Et l’avantage, c’est qu’ils sont curieux de tout. Depuis un an, Picwic a remis l’accent sur les animations de ses points de vente : « Nous sommes revenus à notre concept originel de ”magasin pour jouer” et de moments de bonheur en famille. Initiation au codage ou au langage des signes, venue d’un apiculteur, ateliers ­créatifs… Tout peut les amuser », explique Nathalie Peron-Lecorps, qui a récemment organisé La Semaine de la bêtise, permettant aux plus jeunes de faire tout ce qui leur est interdit à la maison, comme se rouler dans la peinture ! Gare cependant à l’encadrement des activités. « Débal­ler un produit sur une table ne suffit pas : il faut des animateurs pour accompagner l’enfant, même pour du simple coloriage », avertit Anne-France Mareine. Un investissement, certes, mais qui, pour créer du lien, vaut toutes les campagnes de bons de réduction… 

Les enjeux

  • Touchés par l’évolution des modes de consommation et les baisses de trafic et de ventes, les magasins demeurent pourtant le circuit préféré des enfants.
  • Les courses restent un loisir familial qu’enfants et parents considèrent d’abord comme un moment à partager ensemble.
  • L’expérience dans le magasin prime et passe aussi par de nombreux leviers : mise en scène de l’offre, démonstration, accueil…

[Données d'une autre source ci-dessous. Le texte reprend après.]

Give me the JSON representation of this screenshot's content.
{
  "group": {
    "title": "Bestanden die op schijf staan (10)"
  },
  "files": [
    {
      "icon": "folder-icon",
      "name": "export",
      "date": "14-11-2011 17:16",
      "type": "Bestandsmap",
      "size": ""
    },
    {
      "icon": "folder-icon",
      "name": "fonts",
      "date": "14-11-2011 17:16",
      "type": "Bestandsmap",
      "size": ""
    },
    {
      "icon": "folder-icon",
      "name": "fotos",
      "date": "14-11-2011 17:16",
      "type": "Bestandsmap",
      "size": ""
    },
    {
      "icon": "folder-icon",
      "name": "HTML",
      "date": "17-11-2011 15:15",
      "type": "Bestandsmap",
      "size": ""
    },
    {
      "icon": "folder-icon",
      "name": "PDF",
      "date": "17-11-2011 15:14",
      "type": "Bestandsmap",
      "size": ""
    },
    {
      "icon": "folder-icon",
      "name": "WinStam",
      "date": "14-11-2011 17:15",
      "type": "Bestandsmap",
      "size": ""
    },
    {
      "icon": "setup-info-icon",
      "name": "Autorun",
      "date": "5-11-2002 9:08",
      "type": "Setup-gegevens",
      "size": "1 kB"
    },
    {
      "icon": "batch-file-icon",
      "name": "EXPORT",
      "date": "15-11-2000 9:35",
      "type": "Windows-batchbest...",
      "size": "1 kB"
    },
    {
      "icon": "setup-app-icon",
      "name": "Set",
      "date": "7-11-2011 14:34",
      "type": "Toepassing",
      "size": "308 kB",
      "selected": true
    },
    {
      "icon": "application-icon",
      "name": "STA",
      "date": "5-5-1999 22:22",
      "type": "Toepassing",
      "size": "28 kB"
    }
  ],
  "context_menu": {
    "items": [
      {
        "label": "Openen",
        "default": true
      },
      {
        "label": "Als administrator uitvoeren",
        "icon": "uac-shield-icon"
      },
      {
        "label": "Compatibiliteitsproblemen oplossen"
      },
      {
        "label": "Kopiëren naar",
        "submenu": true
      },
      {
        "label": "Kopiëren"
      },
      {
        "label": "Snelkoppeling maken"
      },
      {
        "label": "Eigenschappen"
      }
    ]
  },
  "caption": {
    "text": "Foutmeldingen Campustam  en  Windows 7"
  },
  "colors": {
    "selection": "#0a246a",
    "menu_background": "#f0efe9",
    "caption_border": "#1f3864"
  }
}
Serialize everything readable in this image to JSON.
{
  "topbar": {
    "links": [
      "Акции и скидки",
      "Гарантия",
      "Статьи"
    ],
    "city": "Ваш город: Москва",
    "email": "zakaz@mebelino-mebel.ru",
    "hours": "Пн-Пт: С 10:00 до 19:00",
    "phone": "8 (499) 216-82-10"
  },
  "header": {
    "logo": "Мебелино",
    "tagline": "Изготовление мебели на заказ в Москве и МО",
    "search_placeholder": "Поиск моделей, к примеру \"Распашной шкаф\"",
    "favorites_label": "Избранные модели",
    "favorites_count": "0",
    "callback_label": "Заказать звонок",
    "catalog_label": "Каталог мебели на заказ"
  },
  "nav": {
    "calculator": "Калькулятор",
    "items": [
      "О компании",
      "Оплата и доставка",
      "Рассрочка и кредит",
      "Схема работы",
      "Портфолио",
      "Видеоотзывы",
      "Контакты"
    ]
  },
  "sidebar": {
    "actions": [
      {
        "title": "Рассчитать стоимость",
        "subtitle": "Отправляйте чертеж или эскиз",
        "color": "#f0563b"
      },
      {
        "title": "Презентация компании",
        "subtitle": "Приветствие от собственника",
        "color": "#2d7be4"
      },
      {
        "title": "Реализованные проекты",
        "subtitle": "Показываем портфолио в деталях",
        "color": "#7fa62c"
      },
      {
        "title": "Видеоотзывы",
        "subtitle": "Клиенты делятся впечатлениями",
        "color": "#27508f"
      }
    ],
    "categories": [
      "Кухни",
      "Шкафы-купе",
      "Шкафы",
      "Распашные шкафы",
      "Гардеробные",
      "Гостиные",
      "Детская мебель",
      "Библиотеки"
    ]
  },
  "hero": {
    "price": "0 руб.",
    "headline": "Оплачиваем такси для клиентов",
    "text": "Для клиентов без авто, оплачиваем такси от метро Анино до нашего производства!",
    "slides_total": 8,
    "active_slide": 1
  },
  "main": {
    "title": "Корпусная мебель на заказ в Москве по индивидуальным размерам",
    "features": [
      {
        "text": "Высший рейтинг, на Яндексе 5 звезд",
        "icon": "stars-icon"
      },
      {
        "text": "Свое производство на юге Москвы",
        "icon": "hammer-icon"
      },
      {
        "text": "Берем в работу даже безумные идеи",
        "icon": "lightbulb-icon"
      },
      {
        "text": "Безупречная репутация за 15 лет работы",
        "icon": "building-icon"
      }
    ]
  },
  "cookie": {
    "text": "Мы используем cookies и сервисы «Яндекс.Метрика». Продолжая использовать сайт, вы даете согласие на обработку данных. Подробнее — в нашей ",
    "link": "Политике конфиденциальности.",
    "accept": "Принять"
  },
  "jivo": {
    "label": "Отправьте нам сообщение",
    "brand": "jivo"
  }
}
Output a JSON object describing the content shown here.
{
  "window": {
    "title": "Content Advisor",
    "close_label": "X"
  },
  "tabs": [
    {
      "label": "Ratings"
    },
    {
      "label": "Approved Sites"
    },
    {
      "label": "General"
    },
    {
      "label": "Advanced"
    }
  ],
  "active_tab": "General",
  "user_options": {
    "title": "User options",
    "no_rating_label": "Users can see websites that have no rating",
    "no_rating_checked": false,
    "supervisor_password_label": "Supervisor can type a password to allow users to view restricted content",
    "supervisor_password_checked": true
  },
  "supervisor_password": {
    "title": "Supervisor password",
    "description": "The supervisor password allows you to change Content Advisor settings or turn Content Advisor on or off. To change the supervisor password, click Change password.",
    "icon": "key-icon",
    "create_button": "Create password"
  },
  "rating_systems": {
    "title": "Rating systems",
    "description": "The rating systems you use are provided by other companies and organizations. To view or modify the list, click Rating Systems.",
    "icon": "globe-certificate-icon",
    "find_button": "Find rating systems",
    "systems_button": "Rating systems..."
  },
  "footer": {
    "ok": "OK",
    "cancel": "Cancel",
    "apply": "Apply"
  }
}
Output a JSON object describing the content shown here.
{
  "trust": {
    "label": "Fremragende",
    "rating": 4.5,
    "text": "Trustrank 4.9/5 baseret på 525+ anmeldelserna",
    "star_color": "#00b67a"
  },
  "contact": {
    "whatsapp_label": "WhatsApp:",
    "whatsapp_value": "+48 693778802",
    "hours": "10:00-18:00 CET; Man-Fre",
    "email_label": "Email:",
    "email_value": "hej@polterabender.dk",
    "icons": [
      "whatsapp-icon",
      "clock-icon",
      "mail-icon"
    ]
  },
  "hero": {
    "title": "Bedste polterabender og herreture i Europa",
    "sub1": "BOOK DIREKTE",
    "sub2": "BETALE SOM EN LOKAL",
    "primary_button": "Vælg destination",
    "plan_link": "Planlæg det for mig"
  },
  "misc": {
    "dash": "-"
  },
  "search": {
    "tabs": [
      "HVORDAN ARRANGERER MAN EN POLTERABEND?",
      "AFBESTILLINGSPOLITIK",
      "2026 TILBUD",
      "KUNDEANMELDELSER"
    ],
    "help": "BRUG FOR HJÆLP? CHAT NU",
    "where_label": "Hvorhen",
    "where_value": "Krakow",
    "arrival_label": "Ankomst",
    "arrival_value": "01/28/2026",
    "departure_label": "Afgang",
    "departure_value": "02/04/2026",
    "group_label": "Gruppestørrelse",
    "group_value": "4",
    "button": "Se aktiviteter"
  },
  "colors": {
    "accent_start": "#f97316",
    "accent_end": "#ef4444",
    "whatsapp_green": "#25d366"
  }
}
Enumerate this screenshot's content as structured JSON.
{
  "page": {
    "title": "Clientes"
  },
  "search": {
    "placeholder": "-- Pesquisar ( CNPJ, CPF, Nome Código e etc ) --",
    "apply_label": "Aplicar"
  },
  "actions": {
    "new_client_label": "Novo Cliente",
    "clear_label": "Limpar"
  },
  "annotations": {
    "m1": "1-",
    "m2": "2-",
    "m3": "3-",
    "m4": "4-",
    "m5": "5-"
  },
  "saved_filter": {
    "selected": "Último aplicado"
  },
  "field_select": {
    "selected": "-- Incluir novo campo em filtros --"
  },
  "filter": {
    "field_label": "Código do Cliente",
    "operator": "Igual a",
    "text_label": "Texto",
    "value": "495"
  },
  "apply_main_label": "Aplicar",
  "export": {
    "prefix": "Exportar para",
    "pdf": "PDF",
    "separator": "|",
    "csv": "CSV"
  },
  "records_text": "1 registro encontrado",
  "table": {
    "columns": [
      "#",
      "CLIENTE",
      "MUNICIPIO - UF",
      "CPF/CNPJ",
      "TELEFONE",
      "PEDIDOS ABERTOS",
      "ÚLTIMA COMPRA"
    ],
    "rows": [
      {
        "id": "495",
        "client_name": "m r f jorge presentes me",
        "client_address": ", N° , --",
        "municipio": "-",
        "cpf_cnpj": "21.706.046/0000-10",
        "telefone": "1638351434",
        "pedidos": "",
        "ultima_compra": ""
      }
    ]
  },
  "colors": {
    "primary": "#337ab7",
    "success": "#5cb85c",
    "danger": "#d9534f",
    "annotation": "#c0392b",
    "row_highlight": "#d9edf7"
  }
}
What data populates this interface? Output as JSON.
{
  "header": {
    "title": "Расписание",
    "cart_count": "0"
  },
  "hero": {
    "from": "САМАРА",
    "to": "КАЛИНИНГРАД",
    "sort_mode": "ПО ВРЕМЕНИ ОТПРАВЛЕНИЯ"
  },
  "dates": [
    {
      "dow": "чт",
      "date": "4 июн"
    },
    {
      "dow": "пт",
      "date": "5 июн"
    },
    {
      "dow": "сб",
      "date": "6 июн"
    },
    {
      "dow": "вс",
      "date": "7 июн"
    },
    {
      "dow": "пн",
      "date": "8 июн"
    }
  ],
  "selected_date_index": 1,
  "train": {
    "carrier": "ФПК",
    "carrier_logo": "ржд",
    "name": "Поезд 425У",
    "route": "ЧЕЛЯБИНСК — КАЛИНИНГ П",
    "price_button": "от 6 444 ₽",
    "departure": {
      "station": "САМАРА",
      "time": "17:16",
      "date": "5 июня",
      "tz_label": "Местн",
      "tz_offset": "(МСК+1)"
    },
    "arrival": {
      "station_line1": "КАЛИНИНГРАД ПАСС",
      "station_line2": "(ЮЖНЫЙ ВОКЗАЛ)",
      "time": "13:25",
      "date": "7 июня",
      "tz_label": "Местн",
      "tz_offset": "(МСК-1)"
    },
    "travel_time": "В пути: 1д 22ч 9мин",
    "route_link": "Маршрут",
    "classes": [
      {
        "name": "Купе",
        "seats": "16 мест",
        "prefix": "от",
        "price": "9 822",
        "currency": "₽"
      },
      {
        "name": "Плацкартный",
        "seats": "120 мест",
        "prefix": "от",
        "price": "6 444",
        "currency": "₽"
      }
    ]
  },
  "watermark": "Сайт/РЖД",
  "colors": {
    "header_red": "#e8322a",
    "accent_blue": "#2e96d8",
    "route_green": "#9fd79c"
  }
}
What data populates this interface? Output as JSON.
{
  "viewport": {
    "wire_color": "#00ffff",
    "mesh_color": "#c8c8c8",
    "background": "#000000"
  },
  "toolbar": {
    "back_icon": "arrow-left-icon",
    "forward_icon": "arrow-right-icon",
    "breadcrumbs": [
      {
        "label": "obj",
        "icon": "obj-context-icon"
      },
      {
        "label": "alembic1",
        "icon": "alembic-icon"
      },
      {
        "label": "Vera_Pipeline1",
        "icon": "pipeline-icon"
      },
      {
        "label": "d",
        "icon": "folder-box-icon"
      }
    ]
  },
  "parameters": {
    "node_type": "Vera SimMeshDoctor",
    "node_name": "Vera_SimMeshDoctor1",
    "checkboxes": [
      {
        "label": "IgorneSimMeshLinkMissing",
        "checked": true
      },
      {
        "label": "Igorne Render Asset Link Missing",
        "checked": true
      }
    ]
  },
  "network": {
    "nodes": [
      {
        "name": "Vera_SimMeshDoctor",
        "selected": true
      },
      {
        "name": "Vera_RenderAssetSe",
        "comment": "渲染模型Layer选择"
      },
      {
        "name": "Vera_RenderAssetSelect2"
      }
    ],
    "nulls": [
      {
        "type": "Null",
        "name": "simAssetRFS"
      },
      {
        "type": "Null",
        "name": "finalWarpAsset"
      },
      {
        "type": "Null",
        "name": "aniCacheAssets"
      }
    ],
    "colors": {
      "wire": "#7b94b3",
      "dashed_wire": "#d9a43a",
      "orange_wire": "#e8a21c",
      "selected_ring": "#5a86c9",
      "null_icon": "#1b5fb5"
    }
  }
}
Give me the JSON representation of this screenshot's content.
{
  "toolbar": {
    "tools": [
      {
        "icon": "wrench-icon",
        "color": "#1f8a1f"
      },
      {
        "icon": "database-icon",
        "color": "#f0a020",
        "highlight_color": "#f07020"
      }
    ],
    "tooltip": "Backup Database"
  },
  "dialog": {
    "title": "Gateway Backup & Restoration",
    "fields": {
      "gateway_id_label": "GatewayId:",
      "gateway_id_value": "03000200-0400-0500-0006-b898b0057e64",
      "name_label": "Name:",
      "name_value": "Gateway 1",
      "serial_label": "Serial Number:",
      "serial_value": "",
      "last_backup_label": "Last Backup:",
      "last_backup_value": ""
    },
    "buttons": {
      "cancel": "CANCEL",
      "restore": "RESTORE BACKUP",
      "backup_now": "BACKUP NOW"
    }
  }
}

Moi, ce que j'aime dans les magasins, c'est 

  • 88% voir les produits que je préfère
  • 54% avoir beaucoup de choix
  • 39% pouvoir tester les produits
  • 33% découvrir les dernières nouveautés
  • 33% trouver les produits à la mode  
  • 30% la belle présentation des produits
  • 22% participer aux animations

La culture en tête

Avec près de 10 % des citations, la Fnac arrive en tête des enseignes préférées des 6-14 ans, avantagée par ses nombreux rayons intéressant les enfants (jouets, BD, jeux vidéo…), devant Cultura. Les spécialistes des jouets, davantage plébiscités par les plus jeunes, se placent dans un mouchoir de poche. « Au total, les enfants sondés ont cité 119 enseignes différentes », précise Isabelle Cussac-Mazarguil. Des enfants éclectiques…

 

 

Le Net n’est pas l’idole des jeunes

On s’en doutait, les enfants placent les commerces de jouets en tête des magasins dans lesquels ils aiment se rendre, devant les grandes surfaces culturelles, les enseignes de textile et les grandes surfaces alimentaires. L’e-commerce est le dernier circuit cité : pratique pour les parents, il ne semble pas satisfaire les plus jeunes, d’avantage en quête d’émotion que d’achat rapide et rationnel.